Rather than focus on their online platform or caregiver training, they highlight the desired end result: a happy senior citizen.
5 Rules of Great Hero Images
You’ve decided on your Hero Image strategy. Now, it’s time to make sure you do it the right way.
With the following checklist in mind, you’ll be able to avoid falling for the most common marketing mistakes.
1. Make It Product-Related
The Hero Image should be a visual explanation of your product, not just a pretty picture. Take a look at Pristine Rainforest Tours’ page.
The background image is certainly pleasant, but it doesn’t convey actually convey anything meaningful about their product.
Let’s check another example.
Even with minimal words on the screen, you know that Chopchop is a barbershop. Their product illustration leaves no room for ambiguity.
Your Hero Image has to speak for your product. If you’re unsure, ask yourself: Without any text, will the image still clearly convey your product?
2. Align It With The Copy
By aligning text and illustration, you can give your Hero Image the power to convert visitors.
But without a relevant connection, you may create confusion.
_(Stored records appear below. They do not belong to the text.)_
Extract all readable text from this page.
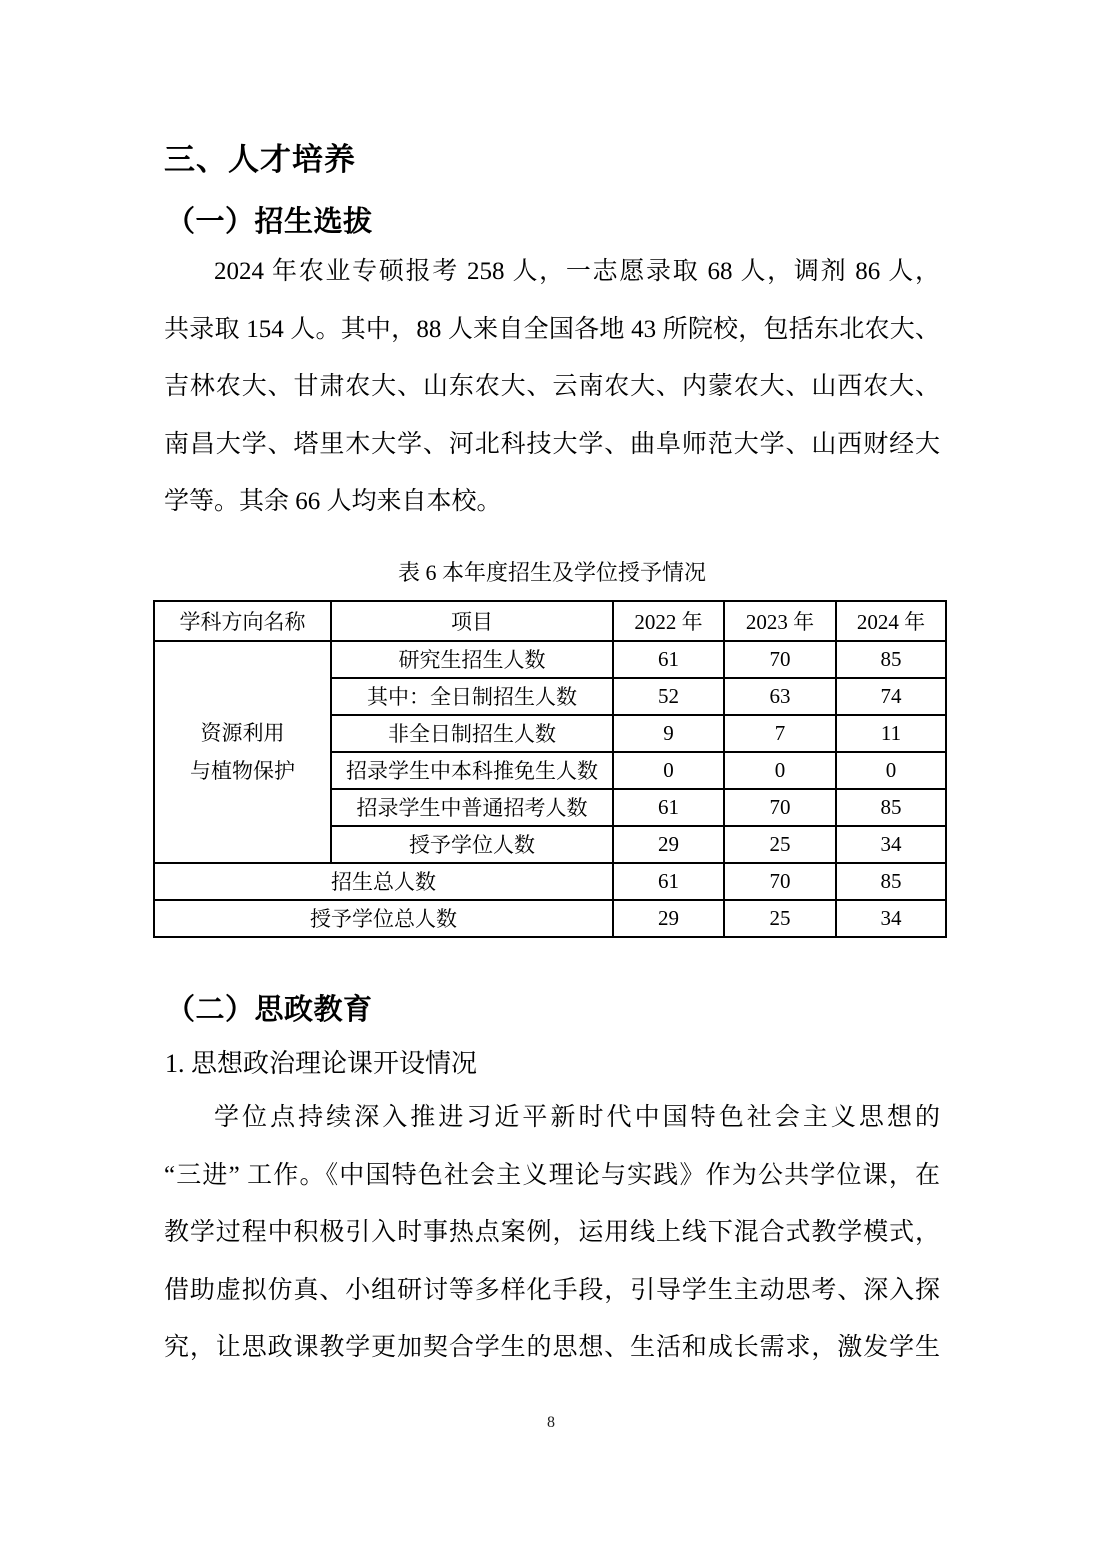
三、人才培养
（一）招生选拔
2024 年农业专硕报考 258 人，一志愿录取 68 人，调剂 86 人，
共录取 154 人。其中，88 人来自全国各地 43 所院校，包括东北农大、
吉林农大、甘肃农大、山东农大、云南农大、内蒙农大、山西农大、
南昌大学、塔里木大学、河北科技大学、曲阜师范大学、山西财经大
学等。其余 66 人均来自本校。
表 6 本年度招生及学位授予情况
学科方向名称	项目	2022 年	2023 年	2024 年

资源利用
与植物保护	研究生招生人数	61	70	85
	其中：全日制招生人数	52	63	74
	非全日制招生人数	9	7	11
	招录学生中本科推免生人数	0	0	0
	招录学生中普通招考人数	61	70	85
	授予学位人数	29	25	34
招生总人数		61	70	85
授予学位总人数		29	25	34
（二）思政教育
1. 思想政治理论课开设情况
学位点持续深入推进习近平新时代中国特色社会主义思想的
“三进” 工作。《中国特色社会主义理论与实践》作为公共学位课，在
教学过程中积极引入时事热点案例，运用线上线下混合式教学模式，
借助虚拟仿真、小组研讨等多样化手段，引导学生主动思考、深入探
究，让思政课教学更加契合学生的思想、生活和成长需求，激发学生
8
Take a look at this page on S7 Airways’ site, which combines a photo of a snowboarder with unrelated text. Could you tell that they were trying to promote special winter holiday discounts? Probably not.
On the other hand, Coco and Eve’s page demonstrates a perfect match. The copy says ‘for all hair types,’ and the illustration of various hairstyles clearly complements it.
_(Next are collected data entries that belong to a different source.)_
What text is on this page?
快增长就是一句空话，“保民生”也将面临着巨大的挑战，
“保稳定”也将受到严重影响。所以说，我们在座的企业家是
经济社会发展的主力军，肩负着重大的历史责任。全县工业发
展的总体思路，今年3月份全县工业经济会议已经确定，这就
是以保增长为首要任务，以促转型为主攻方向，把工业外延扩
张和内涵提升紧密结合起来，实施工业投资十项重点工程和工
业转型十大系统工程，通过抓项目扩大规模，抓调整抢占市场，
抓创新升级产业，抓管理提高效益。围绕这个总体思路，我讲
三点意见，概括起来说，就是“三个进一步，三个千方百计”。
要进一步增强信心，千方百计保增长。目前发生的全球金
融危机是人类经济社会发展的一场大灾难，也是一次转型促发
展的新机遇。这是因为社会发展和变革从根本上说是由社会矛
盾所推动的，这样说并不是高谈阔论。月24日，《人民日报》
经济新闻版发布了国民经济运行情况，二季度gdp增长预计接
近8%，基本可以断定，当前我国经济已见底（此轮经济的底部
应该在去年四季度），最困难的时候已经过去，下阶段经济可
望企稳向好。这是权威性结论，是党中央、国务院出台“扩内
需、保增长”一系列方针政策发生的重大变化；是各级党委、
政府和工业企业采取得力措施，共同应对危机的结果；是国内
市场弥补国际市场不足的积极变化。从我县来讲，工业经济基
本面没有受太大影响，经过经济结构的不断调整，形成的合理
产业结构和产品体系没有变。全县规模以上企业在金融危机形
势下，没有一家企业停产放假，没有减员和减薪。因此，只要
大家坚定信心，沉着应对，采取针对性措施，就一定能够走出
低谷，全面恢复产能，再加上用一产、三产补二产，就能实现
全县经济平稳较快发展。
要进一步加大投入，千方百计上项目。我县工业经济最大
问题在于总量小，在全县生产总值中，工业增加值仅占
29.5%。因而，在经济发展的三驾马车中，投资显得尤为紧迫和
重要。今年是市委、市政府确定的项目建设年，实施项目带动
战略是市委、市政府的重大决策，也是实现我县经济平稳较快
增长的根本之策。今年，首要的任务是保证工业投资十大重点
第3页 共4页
Stick to one specific idea. This means treating your copy as an extension of your Hero Image.
3. Guide Your Visitors
Human beings have a natural tendency to follow the gaze of others, and we have been coached since birth to follow arrows directing us to where we should be looking/going.
Neil Patel, the world-renowned marketing guru
This research backs it up:
In the first image, the baby looks directly at us. And according to the heat map, his face gets most of the attention. As a result, though, the important copy doesn’t get noticed.
Now check the second picture. With the baby looking at the copy – bam! – both the baby and the text get a considerable amount of attention.
Use the Hero Image as a directional clue. With it, you can guide attention toward your desired action.
4. Avoid Stock Photos
Stock photos reduce authenticity and trust; they can be spotted a mile away, they are used by thousands of other businesses. Experiments show that you can increase your conversion by 45% if you remove stock photos and add images of your own staff.
Talia Wolf, founder of GetUplift and specialist in emotional targeting
In other words, show your products and let them sell for you.
Otherwise, your site will look like the example below, with an image that was clearly taken from an Internet stockpile.
Every industry is filled with companies overusing stock photo templates. Don’t join them.
Leave those fake happy people in the 2000s and keep your products out of the stock storage shadow. Instead, bank on authenticity.
5. Use Metaphors With Caution
Metaphors are a great way to illustrate your service in an exciting way, but using them can be tricky. Connections that seem obvious to you may be very complicated for others to understand.
For instance, SpainTop tried to play with the sub-headline ‘Iberian travels tailored around you’ by illustrating the hands of a tailor over a map. And while it may be clever, solving this riddle takes time that visitors don’t have. Plus, it doesn’t do much to promote their travel tours.
Better use of metaphor can be seen on KlientBoost’s page. They use a rocketship analogy to demonstrate value; with their product, clients will see results “take off”.
The idea that explaining a joke kills the joke applies to metaphors as well. Show your landing page to people who don’t know your product and if the messaging isn’t clear, simplify it.
5 to 10 seconds – that’s the maximum amount of time you have to persuade visitors to keep scrolling through your site. And for most of that time, they’re looking at your Hero Image.
So – hire a professional photographer, run some A/B tests, and really put some thought into creating a short yet powerful message. If done correctly, your Hero Image will quickly become your company’s Super Hero!